AI-Generated JSON: Using Gemini's structured output to reliably generate JSON that perfectly matches our Pydantic schemas, making the entire data pipeline robust and error-free.

📚 What we learned

Don't make the LLM do all the work. Our biggest takeaway was to use the right tool for the job. By letting Google Earth Engine do the heavy lifting of geospatial processing, we freed the LLM to do what it does best: reason, summarize, and plan.
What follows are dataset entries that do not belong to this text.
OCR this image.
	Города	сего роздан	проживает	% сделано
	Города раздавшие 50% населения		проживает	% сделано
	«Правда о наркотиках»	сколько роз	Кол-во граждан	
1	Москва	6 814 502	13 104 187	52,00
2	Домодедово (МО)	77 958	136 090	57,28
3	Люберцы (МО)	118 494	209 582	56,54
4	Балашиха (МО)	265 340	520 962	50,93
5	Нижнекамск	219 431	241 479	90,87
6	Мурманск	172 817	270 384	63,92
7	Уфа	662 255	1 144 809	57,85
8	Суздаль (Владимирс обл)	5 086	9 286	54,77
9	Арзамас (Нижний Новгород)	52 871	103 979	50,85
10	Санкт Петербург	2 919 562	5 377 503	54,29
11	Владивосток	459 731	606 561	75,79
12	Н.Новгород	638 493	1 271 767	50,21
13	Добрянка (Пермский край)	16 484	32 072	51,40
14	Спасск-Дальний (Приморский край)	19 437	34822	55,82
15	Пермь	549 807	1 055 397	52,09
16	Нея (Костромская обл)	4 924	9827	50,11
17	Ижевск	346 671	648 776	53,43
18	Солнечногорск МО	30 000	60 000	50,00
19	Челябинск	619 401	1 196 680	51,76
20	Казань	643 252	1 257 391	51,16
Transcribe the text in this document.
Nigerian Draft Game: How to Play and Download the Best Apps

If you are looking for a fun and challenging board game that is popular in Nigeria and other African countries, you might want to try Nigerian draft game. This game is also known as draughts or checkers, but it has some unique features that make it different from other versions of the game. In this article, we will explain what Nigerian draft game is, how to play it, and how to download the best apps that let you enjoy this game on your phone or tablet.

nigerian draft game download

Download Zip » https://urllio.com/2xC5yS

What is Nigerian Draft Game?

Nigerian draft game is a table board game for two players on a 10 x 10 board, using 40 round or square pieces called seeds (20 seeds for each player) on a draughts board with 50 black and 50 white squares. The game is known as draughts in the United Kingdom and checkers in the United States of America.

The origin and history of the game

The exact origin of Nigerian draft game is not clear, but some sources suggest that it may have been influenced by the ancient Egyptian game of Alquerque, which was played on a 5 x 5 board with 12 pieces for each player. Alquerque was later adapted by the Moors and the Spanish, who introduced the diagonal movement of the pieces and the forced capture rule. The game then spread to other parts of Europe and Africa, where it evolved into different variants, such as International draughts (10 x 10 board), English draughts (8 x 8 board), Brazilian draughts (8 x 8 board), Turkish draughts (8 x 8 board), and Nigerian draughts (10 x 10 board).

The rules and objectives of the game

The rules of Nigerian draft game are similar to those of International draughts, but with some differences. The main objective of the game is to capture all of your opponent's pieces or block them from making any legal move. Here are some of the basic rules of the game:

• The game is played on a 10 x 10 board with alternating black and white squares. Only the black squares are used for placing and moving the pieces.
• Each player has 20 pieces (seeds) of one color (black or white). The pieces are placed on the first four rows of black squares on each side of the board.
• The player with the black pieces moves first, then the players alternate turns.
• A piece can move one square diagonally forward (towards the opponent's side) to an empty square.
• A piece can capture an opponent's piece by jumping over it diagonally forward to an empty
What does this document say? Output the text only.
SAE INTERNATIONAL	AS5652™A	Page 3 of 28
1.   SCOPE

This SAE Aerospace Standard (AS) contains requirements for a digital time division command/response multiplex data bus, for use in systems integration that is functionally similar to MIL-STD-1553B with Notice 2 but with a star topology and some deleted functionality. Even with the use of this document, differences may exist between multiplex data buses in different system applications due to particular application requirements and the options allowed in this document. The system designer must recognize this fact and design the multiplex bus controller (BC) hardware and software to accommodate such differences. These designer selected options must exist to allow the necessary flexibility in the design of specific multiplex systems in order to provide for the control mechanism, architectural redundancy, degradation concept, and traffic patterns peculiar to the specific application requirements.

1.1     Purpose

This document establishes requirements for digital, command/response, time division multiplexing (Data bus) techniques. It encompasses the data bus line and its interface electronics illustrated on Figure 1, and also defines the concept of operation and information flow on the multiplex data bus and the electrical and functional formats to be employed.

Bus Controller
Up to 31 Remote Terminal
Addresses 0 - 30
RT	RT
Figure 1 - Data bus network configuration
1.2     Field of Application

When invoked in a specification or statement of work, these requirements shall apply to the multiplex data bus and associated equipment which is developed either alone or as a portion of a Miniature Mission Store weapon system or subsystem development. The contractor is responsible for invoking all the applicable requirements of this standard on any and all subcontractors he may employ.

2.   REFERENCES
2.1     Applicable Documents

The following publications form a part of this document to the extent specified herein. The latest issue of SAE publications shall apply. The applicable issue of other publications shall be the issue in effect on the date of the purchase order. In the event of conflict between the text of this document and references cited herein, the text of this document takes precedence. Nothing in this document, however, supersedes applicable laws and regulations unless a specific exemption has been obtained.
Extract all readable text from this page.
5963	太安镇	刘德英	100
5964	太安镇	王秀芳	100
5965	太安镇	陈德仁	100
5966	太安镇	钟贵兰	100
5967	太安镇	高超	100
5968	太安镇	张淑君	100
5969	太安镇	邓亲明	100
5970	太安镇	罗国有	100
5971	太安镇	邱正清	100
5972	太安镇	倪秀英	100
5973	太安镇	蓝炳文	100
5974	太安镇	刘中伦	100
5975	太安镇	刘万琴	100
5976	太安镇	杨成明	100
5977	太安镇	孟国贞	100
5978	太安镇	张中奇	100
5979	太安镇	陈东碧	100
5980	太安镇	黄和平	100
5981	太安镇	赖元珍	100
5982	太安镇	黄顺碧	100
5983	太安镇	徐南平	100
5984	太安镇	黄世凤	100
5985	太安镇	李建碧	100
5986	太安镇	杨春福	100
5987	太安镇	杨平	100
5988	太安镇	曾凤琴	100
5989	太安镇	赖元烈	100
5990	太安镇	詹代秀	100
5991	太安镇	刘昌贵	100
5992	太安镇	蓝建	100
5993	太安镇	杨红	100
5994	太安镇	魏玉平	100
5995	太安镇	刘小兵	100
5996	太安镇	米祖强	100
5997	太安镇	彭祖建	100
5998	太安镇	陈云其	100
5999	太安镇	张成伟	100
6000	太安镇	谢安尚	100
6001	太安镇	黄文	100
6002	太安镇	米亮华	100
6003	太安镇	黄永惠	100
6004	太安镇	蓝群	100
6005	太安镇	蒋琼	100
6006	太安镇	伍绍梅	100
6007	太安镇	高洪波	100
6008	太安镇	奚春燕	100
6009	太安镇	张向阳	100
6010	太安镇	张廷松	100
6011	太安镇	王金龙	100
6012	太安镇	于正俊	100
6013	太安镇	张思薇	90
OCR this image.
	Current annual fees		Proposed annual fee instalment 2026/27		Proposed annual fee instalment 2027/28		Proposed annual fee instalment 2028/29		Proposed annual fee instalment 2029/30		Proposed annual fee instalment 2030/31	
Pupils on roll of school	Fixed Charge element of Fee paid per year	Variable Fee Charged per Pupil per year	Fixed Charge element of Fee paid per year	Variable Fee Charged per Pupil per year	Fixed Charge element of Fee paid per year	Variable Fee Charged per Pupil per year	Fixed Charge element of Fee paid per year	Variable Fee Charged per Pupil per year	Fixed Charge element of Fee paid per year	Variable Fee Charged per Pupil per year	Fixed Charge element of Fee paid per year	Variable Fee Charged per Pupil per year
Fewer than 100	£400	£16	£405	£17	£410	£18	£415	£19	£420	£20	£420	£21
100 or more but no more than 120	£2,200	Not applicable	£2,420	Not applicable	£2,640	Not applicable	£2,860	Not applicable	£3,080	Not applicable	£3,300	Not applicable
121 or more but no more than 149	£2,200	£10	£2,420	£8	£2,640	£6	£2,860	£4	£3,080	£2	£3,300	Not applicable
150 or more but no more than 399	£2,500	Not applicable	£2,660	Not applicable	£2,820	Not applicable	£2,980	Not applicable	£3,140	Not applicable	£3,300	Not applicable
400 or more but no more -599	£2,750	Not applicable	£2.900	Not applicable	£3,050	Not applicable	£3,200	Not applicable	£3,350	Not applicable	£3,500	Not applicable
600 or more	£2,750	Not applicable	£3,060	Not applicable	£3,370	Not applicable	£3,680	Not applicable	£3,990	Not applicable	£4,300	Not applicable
We also learned the sheer power and speed of a serverless, event-driven stack (Cloud Run + Pub/Sub). We built a complex, resilient, and massively scalable system in a fraction of the time it would have taken with traditional VMs.

Open issues we are working on

  1. No use of NVIDIA L4 GPU since our quota request is not yet approved.
  2. Still some bugs are there like GEE processing is being mocked which will be solved in coming days.

🚀 What's next for ReliefX

Richer Data Inputs: Integrate real-time data APIs for weather (NOAA) and traffic (Google Maps) to make the LogisticsPlan even more dynamic and accurate.

Live Resource Management: Replace the mocked resource inventory with a live database of available assets (personnel, vehicles, supplies) for the Logistics Agent to allocate.

Human-in-the-Loop: Add a "review and approve" step for a human operator, who can edit the AI-generated plan before dispatching it.

Proactive Analysis: Use a Cloud Scheduler to automatically run the Damage Analysis Agent on high-risk regions before a disaster is even reported.